For the young post doctoral physicist, it was a moment of high drama.

Jocelyn Monroe, just eight years out of college, stood in a lecture hall in MIT’s Building 35 before more than 50 people in her field. Those scientists, who had anticipated the results for a decade, were waiting to hear whether she and her colleagues had punched a hole in the basic theory of the universe’s ingredients.

If Monroe announced that the research team she’d worked on had confirmed the existence of a tiny piece of matter known as a sterile neutrino, scientists might be compelled to re-think the standard model of physics, a deeply logical arrangement of the 12 known sub atomic particles (including neutrinos) and the forces governing them. What had been clear and orderly about the universe could become more hazy and messy.

If no evidence for the sterile neutrino existed, however, scientists could continue their work without having to account for any strange, new paradigm-disturbing particle.

“Remember this moment,” MIT physicist Peter Fisher told Monroe, “because you may only have one chance in your career to tear down the standard model.”

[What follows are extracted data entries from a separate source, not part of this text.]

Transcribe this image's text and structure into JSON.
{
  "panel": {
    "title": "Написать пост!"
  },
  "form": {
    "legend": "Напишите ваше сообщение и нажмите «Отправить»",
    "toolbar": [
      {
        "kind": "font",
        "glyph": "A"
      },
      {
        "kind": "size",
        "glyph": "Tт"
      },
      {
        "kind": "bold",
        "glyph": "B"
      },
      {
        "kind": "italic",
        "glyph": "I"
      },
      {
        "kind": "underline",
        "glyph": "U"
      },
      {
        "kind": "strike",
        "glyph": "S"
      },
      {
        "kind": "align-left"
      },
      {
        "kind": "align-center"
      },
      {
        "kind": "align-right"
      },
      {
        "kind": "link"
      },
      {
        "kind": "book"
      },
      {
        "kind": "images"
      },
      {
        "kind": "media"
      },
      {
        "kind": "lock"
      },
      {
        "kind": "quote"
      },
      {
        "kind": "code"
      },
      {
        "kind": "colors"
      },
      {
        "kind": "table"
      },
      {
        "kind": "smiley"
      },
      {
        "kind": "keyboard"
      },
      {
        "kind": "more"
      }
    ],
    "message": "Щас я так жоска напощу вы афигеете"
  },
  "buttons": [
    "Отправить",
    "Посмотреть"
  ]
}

To arrive in that classroom near the end of MIT’s endless corridor, Monroe spent the last few years working on the so-called MiniBooNE experiment, studying neutrinos at Fermi National Accelerator Laboratory in Illinois. Some of her 76 Fermi colleagues were also standing up in front of university classrooms elsewhere in the country that same day, disclosing their results.

MiniBooNE researchers had worked since 2002 to detect these elusive “ghost particles,” as some call them, which are released in nuclear reactions like those powering our sun. Neutrinos move rapidly and are so tiny they can zip through earth-size objects. (The atoms that compose matter are mostly empty space.) Billions of neutrinos are streaming through your body right now.

“Neutrinos are the wild west of particle physics, the frontier where it’s very much uncharted territory,” says Max Tegmark, an MIT physicist. Still, scientists have identified three types of neutrinos — the electron neutrino, and the muon and tau neutrinos — and know that neutrinos can change from one kind to another.

Therein lies the problem. The energies associated with all the neutrino transformations should add up — a bit like the way money should, when changed from dollars into yen, then euros, then back to dollars. But in the 1990s, a Los Alamos experiment known as LSND suggested that those numbers don’t compute. Searching for an explanation, physicists postulated the existence of a fourth type of neutrino, “sterile” because it would only interact with other neutrinos, to complete the circuit of neutrino transformations.

Such scientific intrigue can capture the imagination of a curious physicist. Monroe grew up in Chicago and took to science, she says, because “I had a high school physics teacher who would answer any question.”

She attended college at Columbia University, earned her doctorate there, and now is a Pappalardo Fellow at MIT, a prestigious post doctorate position. Along the way, Monroe signed on to the MiniBooNE project, where she analyzed the stream of data as the team fired neutrinos into a giant tank of mineral oil, in the process double-checking LSND’s results and hunting for the mysterious sterile neutrino.

Building anticipation during her 45-minute talk last month, and with the stage to herself, Monroe saved the results for the end. “We waited five years,” Monroe says . “They waited just a little bit longer.”

The verdict?

No evidence for a sterile neutrino — thus reaffirming the standard model. “A very important result,” says Fisher.

“I thought I could hear the collective sigh of relief from all the theorists,” Monroe says.

After all, confirming science’s sturdiness is a good thing, right? Yet Tegmark, in attendance, says he heard one researcher groan: “The standard model wins again.”

As physicist Ed Kearns of Boston University, a leading neutrino researcher, puts it: “Physicists don’t get up in the morning to confirm the standard model.”

Monroe says she was “depressed for a couple of days” after first learning the result, but then settled into “a feeling of relief. We did a good job.”

Still, she notes, “In physics the conversation is always: ‘When are we going to find the cracks in the standard model?’ We know it only works at low energy, so there has to be something more.” Ultimately, young scientists study things like neutrinos not just to answer existing questions, but to create new ones. As Monroe says: “I want to hit the home run.”

FACT SHEET

What’s next for Monroe: With MIT colleagues, she’s examining neutrinos generated by the sun and starting a study probing another deep cosmic unknown, dark matter.

Favorite science books: “Subtle is the Lord: The Science and the Life of Albert Einstein,” by Abraham Pais. “Chaos: Making a New Science,” by James Gleick.

Favorite authors: P.D. James, Graham Greene, Leo Tolstoy.

Problems with the standard model: Among other issues, it does not incorporate gravity, one of nature’s four fundamental forces, and physicists believe it does not describe the behavior of matter at energy levels much higher than the ones we commonly observe.